Though the interruption was coarse and frail, she automatically corrected her posture. Because that was what she always did when her mother was in the room. Because she recognized it all as the self-comfort it needed to be now, especially as Paipanne winced as if a sword had gouged him straight through.

“Jayd Dawne?” came Maimanne’s new call, containing a strange wince of its own—discernible enough to make Jayd throw a matching look toward her father. “Ardent, where is she? My chér-kik. My beautiful little girl.”

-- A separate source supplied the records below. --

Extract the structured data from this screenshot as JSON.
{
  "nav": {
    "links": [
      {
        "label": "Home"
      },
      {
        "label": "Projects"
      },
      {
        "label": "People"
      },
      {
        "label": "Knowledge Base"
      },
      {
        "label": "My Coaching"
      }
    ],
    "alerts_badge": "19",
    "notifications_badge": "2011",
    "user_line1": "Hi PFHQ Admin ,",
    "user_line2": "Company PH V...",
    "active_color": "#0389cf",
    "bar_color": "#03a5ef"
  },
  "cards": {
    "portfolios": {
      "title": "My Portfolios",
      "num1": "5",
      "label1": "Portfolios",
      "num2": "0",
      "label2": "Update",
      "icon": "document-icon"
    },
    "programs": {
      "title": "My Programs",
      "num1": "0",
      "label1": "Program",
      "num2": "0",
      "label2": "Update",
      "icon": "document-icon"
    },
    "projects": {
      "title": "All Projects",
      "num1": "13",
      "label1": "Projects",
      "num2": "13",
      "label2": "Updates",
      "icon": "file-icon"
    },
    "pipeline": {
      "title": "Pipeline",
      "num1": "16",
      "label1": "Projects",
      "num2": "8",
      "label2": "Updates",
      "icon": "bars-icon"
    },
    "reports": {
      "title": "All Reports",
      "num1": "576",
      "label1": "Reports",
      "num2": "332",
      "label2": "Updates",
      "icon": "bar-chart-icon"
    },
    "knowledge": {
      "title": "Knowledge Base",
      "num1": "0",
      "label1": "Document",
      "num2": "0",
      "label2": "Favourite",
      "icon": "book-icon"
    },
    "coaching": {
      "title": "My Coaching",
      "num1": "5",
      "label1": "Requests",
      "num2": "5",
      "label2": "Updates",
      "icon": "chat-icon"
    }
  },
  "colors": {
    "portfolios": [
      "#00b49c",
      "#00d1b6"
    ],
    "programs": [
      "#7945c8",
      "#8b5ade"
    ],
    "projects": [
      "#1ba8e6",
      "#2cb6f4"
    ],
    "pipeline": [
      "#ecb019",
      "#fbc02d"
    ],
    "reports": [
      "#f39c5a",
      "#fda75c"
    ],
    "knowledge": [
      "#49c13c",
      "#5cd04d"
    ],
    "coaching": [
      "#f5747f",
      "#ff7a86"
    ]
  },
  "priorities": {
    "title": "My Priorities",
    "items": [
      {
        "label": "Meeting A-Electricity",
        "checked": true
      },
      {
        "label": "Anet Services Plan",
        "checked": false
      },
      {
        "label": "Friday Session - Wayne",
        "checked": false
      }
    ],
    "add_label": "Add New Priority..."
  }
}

It had become a soft but desperate keen, intensifying Jayd’s scrutiny at her father. He reacted by re-donning his armor—the figurative version of the stuff that she remembered so vividly from her formative years. No. Her whole life.

She had seen chinks in those shields on only three occasions. Once, when he and Evrest had fought bitterly over her college selection. The second time was during his formal abdication of the kingdom’s crown to Ev. The third time was thirty seconds ago.

She was damn glad it was over now.

“Eyes up, bijheur.”

She complied, but not because he had uttered her nickname in Arcadian. Again, it was the urgency in his tone. The implication that he needed her to really hear him. He proved that with the fervent look on his strong, noble face.

“I know you were hurt, Jayd…not being called up here sooner.” He took her hand again, and she wondered when he had switched out his bones for iron rods. But while his grip was glacial, his words were soft and warm. “I am sorry about that. But there are reasons. Good ones.”

“All right.” Jayd reinforced her hold too.

“Like the rest of us, your maimanne was not prepared for the information Carris and Santelle brought to Evrest last week. But unlike everyone, she endured a deeper cut from that blade.”